Scripps Research Institute scientists have solved the puzzle of a cell biology three decades, they identified a transmembrane protein called SWELL1, which is located on the cell membrane, specific mutations alter the properties of the protein VRAC channel .
All cells have one of the most basic functions, namely to control their volume to avoid excessive expansion. For decades, people have been looking for to achieve this function protein, now Scripps Research Institute (TSRI) scientists have finally found it.
This protein is called SWELL1 solve an important puzzle cell biology, and health and disease are closely related. For example, the abnormal protein function, can cause a severe immune deficiency.
“Understanding this protein and its encoding gene, as people opened a new research direction,” professor who led the research Ardem Patapoutian said.
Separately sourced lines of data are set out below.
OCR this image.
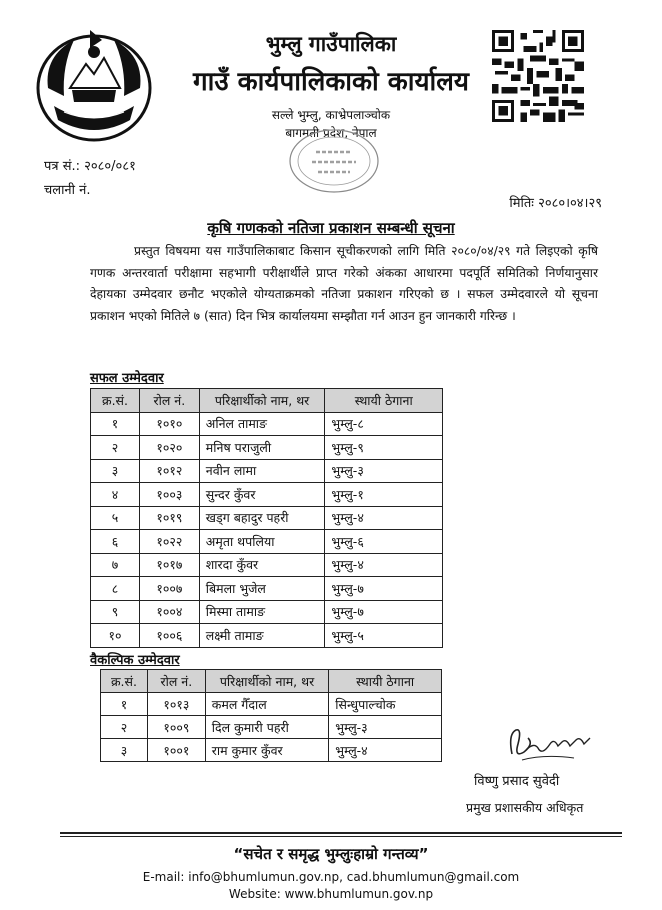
भुम्लु गाउँपालिका
गाउँ कार्यपालिकाको कार्यालय
सल्ले भुम्लु, काभ्रेपलाञ्चोक
बागमती प्रदेश, नेपाल
पत्र सं.: २०८०/०८१
चलानी नं.
मितिः २०८०।०४।२९
कृषि गणकको नतिजा प्रकाशन सम्बन्धी सूचना
प्रस्तुत विषयमा यस गाउँपालिकाबाट किसान सूचीकरणको लागि मिति २०८०/०४/२९ गते लिइएको कृषि गणक अन्तरवार्ता परीक्षामा सहभागी परीक्षार्थीले प्राप्त गरेको अंकका आधारमा पदपूर्ति समितिको निर्णयानुसार देहायका उम्मेदवार छनौट भएकोले योग्यताक्रमको नतिजा प्रकाशन गरिएको छ । सफल उम्मेदवारले यो सूचना प्रकाशन भएको मितिले ७ (सात) दिन भित्र कार्यालयमा सम्झौता गर्न आउन हुन जानकारी गरिन्छ ।
सफल उम्मेदवार
क्र.सं.	रोल नं.	परिक्षार्थीको नाम, थर	स्थायी ठेगाना
१	१०१०	अनिल तामाङ	भुम्लु-८
२	१०२०	मनिष पराजुली	भुम्लु-९
३	१०१२	नवीन लामा	भुम्लु-३
४	१००३	सुन्दर कुँवर	भुम्लु-१
५	१०१९	खड्ग बहादुर पहरी	भुम्लु-४
६	१०२२	अमृता थपलिया	भुम्लु-६
७	१०१७	शारदा कुँवर	भुम्लु-४
८	१००७	बिमला भुजेल	भुम्लु-७
९	१००४	मिस्मा तामाङ	भुम्लु-७
१०	१००६	लक्ष्मी तामाङ	भुम्लु-५
वैकल्पिक उम्मेदवार
क्र.सं.	रोल नं.	परिक्षार्थीको नाम, थर	स्थायी ठेगाना
१	१०१३	कमल गैँदाल	सिन्धुपाल्चोक
२	१००९	दिल कुमारी पहरी	भुम्लु-३
३	१००१	राम कुमार कुँवर	भुम्लु-४
विष्णु प्रसाद सुवेदी
प्रमुख प्रशासकीय अधिकृत
“सचेत र समृद्ध भुम्लुःहाम्रो गन्तव्य”
E-mail: info@bhumlumun.gov.np, cad.bhumlumun@gmail.com
Website: www.bhumlumun.gov.np
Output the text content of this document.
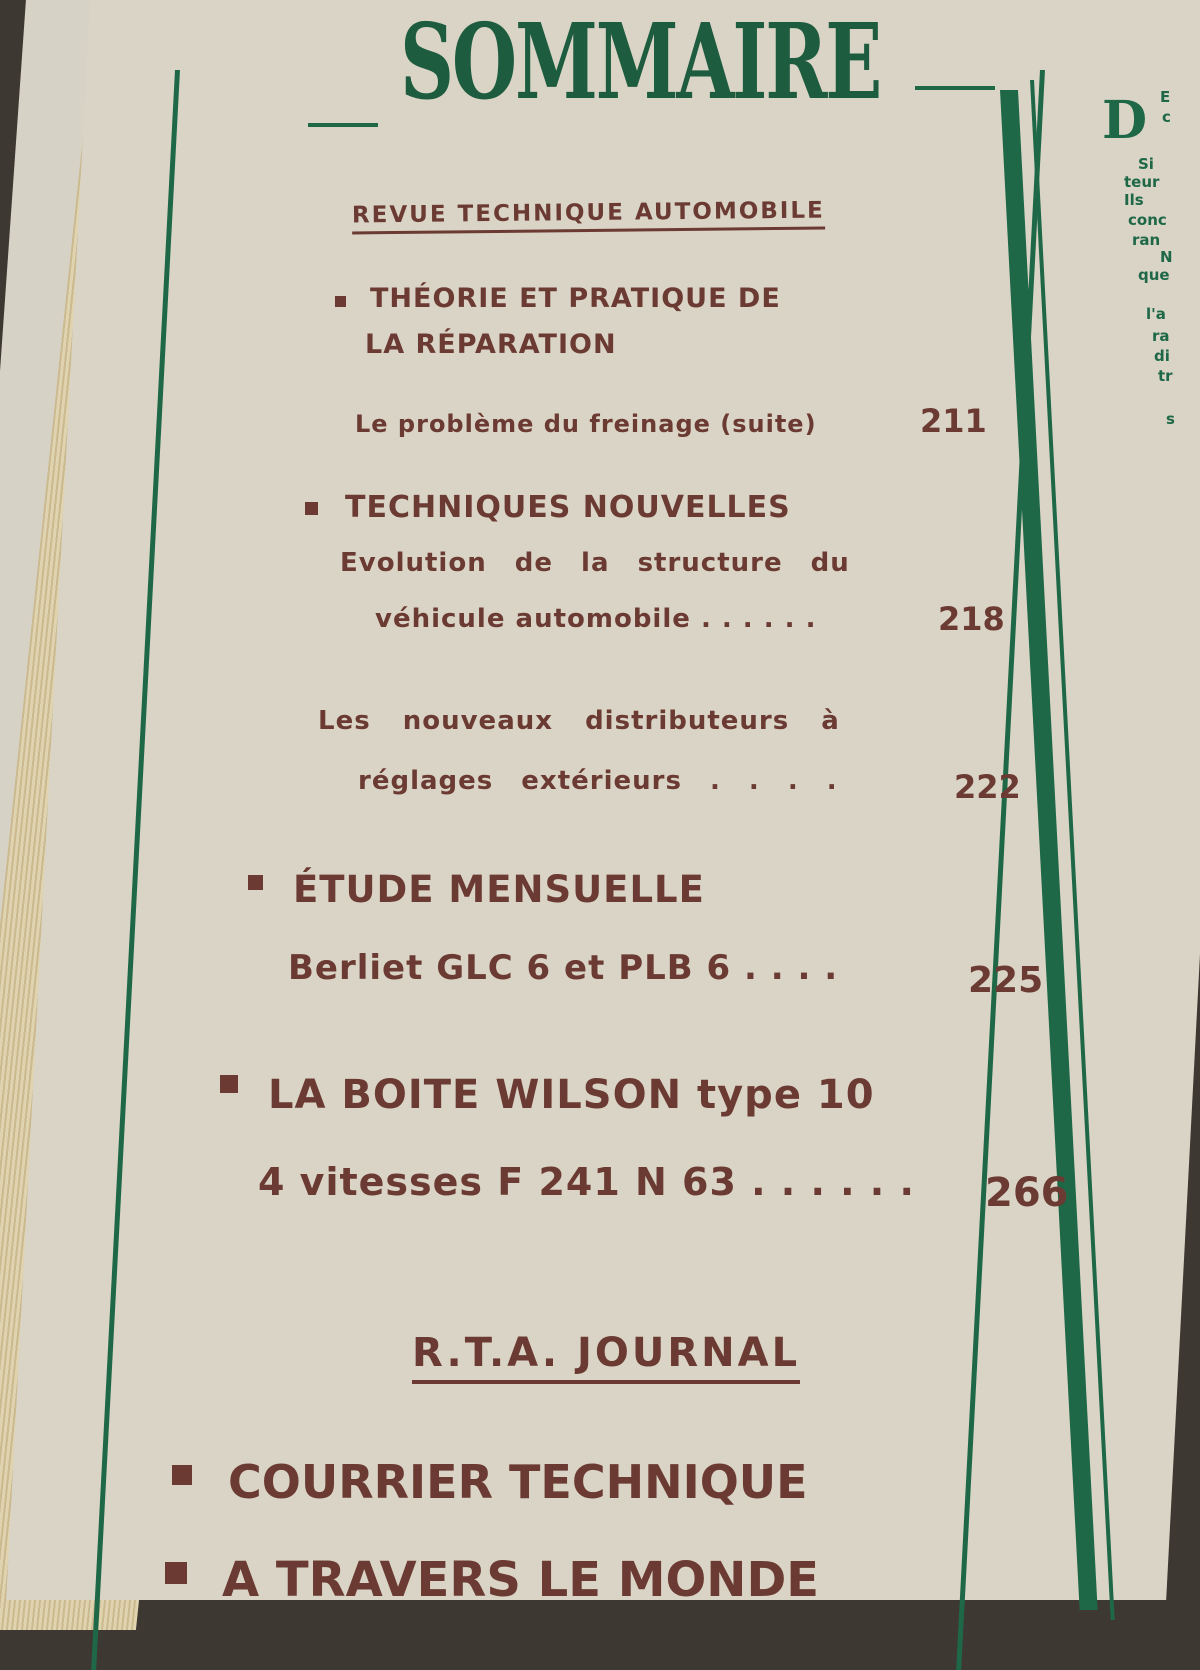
SOMMAIRE
REVUE TECHNIQUE AUTOMOBILE
THÉORIE ET PRATIQUE DE
LA RÉPARATION
Le problème du freinage (suite)	211
TECHNIQUES NOUVELLES
Evolution de la structure du
véhicule automobile . . . . . .	218
Les nouveaux distributeurs à
réglages extérieurs . . . .	222
ÉTUDE MENSUELLE
Berliet GLC 6 et PLB 6 . . . .	225
LA BOITE WILSON type 10
4 vitesses F 241 N 63 . . . . . . 266
R.T.A. JOURNAL
COURRIER TECHNIQUE
A TRAVERS LE MONDE
D E
c
Si
teur
Ils
conc
ran
N
que
l'a
ra
di
tr
s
The study published as the cover article in the April 10 issue of Cell.
The vast majority of water molecules can easily pass through the cell membrane, and the flow of water molecules tend to equilibrium solute concentration inside and outside the membrane. “Water is actually to go along with the solute,” first author Zhaozhu Qiu said. “Extracellular solute concentration decrease or increase of intracellular solute concentration, the cell will be filled with water.”
A few decades ago people found through experiments, there is a certain ion channels on the cell membrane, a key safety valve can be used as cell expansion, they will this unknown ion channel called VRAC (volume regulated anion channel). When cells are expanded VRAC opens, allowing chloride ions and other negatively charged molecules flow. Then will follow the outflow of water molecules, thereby reducing the expansion of the cells.
“Over the past three decades, scientists have been aware of the existence VRAC channels, but it does not understand,” Patapoutian said.
Due to technical limitations, it has not been possible to find the composition of the protein and its gene VRAC. Now, Qiu and his colleagues conducted a rapid high-throughput fluorescence screening in the new study. They transform human cells to produce a special fluorescent protein when cells swell VRAC channels open, the light emitted by this protein will be quenched.
Help Novartis Research Foundation Genomics Research Institute (Genomics Institute of the Novartis Research Foundation) automated screening experts, researchers trained a large number of cells for screening and blocking different genes by RNA interference in these cells, respectively, activity. They are mainly looking for sustained light-emitting cells, continuous light indicates that gene inactivation destroys the cells of VRAC.
After several rounds of testing research team eventually found a gene. 2003 scientists have discovered the gene, and called LRRC8, but when people only know that it may encode a transmembrane protein. Now, researchers will rename it to SWELL1.
The researchers found that by further experiments, SWELL1 indeed located on the cell membrane, and specific mutations alter the properties of the protein VRAC channel. “It is at least a major part VRAC channels, is a cell biologist at the long-term pursuit of proteins,” Patapoutian said.
Next, the research team will further study SWELL1 function. For example, in a mouse model was observed lack of influence caused SWELL1 different cell types.
It was originally discovered in 2003 that the gene, because this gene mutation causes a very rare non agammaglobulinemia (agammaglobulinemia). Patients with this disease lack of antibody-producing B cells, making it vulnerable to infection. This also explains, SWELL1 normal development of B cells is required for protein.
“Previous research has pointed out, because a stroke can cause brain swelling, so this volume-sensitive ion channels associated with stroke. Additionally, this protein may also be involved in the insulin-secreting pancreatic cells.” Patapoutian said. “This leads us one to be resolved.”